There were other curiosities to see in the side-shows, but the greatest interest centered about the animal cases. The boys who had helped build the cages told the other Little Citizens, and naturally it created much guessing and excitement. Would Mister Uncle Ben really have wild animals there?

Maggie was in the secret, but so well did she keep it that no one even guessed she knew the truth about the plan.

Inside the Fire-house, Uncle Ben and Ned and Jinks worked hard for several hours before circus time, then the door was shut and padlocked to keep out all curious sight-seers.

At two-thirty sharp, the Happy Hills’ Brass Band struck up a patriotic air and the visitors and friends who had assembled to witness the show given by the Little Citizens, hurried to the circus grounds.

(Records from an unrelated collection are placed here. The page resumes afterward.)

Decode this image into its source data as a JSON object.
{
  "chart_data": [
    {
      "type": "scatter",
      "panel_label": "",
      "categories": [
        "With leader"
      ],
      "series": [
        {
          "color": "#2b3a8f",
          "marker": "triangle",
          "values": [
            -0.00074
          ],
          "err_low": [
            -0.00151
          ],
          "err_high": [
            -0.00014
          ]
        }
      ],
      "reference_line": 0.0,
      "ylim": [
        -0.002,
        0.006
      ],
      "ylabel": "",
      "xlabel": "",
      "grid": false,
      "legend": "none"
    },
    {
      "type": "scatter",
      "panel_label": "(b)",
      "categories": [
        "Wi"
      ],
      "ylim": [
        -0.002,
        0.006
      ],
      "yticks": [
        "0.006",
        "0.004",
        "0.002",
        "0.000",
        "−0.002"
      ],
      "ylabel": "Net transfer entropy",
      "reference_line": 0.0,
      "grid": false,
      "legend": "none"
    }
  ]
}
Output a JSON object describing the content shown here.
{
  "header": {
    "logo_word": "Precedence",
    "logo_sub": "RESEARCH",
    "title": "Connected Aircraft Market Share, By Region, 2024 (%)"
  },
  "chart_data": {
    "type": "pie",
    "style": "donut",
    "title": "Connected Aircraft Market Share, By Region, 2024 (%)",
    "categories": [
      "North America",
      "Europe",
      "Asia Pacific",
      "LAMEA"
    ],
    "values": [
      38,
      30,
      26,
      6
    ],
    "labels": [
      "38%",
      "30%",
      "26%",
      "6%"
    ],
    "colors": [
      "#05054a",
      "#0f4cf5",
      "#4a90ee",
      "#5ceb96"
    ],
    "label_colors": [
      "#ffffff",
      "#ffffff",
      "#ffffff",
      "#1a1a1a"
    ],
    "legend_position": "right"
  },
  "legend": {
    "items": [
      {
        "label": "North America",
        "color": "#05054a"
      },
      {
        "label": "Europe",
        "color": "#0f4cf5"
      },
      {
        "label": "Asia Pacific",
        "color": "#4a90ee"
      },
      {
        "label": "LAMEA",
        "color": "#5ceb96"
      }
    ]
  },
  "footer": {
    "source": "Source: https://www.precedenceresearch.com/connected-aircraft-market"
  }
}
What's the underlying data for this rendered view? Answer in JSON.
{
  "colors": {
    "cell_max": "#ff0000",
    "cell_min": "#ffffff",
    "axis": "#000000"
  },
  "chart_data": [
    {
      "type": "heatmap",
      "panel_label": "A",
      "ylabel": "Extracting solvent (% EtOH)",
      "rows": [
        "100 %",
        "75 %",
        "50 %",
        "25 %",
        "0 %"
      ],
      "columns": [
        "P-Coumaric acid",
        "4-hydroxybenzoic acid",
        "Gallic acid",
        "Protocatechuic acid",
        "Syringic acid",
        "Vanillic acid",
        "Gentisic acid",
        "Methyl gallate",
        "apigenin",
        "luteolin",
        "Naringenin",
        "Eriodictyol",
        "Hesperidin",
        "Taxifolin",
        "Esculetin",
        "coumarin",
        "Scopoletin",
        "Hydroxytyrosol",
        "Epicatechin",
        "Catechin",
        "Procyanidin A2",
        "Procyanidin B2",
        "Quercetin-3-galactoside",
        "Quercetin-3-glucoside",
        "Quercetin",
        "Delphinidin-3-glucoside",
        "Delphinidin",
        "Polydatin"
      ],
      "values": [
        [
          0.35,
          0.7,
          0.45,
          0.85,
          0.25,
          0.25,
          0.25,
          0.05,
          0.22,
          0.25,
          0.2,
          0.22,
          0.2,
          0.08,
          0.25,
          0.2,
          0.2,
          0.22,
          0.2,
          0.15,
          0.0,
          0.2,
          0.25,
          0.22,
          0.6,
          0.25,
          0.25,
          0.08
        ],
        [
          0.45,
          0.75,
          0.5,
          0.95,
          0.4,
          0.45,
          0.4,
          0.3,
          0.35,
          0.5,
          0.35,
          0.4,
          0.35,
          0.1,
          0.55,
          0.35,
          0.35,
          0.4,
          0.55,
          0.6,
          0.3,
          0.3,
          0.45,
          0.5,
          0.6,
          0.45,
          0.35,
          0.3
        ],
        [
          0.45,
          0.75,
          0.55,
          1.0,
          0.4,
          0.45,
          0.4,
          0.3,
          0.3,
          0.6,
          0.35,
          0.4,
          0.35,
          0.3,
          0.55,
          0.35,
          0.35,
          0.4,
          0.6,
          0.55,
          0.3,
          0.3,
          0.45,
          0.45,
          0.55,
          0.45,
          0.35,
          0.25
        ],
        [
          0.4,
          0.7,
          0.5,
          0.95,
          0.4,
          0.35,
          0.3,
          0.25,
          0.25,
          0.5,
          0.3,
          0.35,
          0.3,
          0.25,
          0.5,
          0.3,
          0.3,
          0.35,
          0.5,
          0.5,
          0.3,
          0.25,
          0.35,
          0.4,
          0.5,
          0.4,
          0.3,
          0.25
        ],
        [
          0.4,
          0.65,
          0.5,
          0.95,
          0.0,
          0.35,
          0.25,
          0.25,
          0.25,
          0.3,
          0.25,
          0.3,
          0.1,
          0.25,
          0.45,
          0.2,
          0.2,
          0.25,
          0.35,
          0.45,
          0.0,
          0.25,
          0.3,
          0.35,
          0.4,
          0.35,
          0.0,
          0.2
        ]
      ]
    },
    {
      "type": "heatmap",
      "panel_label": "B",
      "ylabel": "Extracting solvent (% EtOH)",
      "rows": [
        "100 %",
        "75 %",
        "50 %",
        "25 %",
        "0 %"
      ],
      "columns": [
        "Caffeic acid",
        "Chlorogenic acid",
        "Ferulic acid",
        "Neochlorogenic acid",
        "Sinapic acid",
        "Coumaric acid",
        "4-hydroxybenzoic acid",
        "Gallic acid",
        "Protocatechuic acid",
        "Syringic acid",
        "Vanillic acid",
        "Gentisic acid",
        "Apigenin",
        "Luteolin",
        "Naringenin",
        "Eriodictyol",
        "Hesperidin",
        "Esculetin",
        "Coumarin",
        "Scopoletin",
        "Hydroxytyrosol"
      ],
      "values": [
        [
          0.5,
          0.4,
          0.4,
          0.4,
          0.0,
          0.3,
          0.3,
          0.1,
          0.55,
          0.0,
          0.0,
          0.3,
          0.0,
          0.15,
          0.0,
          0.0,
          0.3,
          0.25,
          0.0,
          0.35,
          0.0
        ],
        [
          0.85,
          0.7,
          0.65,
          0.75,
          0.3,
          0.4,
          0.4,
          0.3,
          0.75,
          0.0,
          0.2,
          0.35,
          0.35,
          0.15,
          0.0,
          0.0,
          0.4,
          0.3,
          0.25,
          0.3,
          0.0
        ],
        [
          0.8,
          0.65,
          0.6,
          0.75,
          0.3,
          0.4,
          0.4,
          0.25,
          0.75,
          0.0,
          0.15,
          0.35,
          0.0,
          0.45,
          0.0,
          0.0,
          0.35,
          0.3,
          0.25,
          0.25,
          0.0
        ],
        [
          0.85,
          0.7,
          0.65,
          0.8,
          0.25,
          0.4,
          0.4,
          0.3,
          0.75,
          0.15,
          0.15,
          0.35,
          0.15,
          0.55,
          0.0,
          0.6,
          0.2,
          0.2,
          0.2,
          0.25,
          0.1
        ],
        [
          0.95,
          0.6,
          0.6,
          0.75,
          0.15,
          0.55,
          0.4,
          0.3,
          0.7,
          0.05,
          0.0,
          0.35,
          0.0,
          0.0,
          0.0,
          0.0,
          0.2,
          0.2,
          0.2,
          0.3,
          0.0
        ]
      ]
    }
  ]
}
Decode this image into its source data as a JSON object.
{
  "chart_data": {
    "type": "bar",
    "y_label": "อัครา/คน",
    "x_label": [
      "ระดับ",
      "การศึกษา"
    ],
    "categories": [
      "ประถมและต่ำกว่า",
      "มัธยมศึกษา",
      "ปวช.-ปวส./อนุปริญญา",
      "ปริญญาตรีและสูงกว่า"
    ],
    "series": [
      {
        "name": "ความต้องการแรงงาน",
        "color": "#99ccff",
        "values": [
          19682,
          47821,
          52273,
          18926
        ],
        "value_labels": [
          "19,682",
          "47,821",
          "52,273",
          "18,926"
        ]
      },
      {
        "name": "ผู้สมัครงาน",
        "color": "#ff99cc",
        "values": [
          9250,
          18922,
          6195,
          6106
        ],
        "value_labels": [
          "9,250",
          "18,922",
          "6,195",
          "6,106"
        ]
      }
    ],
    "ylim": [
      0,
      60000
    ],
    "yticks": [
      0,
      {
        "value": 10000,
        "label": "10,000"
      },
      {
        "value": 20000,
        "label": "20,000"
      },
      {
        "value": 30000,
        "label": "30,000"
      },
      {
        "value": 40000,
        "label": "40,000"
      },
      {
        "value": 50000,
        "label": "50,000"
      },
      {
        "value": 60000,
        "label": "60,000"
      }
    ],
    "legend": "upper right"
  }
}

The side-shows had to be visited first, as they would not be continued after the general performance began. The Fire-house was the first in the row so, not only visitors, but Little Citizens as well, filed in to see what Uncle Ben had prepared for them.

The side walls of the small building were covered with Navajo blankets and other barbarous-colored draperies. Spears and weapons from Aunt Selina’s cozy-corner and oriental collection were gleaming dangerously from corners. Freshly cut hay was thrown on the floor to make a carpet of green, and upon this sat a group of Hopi Indians. Don and Dot Starr were young ones while Babs was a papoose strapped in a wicker basket and stood up in a corner.

A tent was rigged up in one corner and before this a brave who strongly resembled Meredith, sat smoking a long peace pipe. But no one could see any smoke rising from the bowl or from the lips of the stolid Indian. He was in war-paint and wore all his trophies of scalps and wild beasts’ teeth or skulls, so he seemed savage indeed. Two squaws, one beading a pair of moccasins and another cooking over a camp-fire, were too industrious to look up at the curious visitors.

“The squaw-cook what’s poking at the kettle without any fire burning under it, looks a heap like Miss Lavinia,” whispered Maggie, in a stage-tone.

Everyone laughed and even the squaw had to turn away her face or ruin the effect of the whole Indian village scene. Dot and Don in streaked upper-bodies and gaudy skirts from the waist down, grinned pleasantly at their New York friends, and posed in a true twin-picture when Mr. Richards took a snap-shot of the Hopis.

From the Fire-house the crowds went to the first case: a ferocious lion! Here the visitors saw an astonishing sight! As the truth dawned upon them, the New Yorkers laughed heartily but said nothing that might keep away other curious visitors.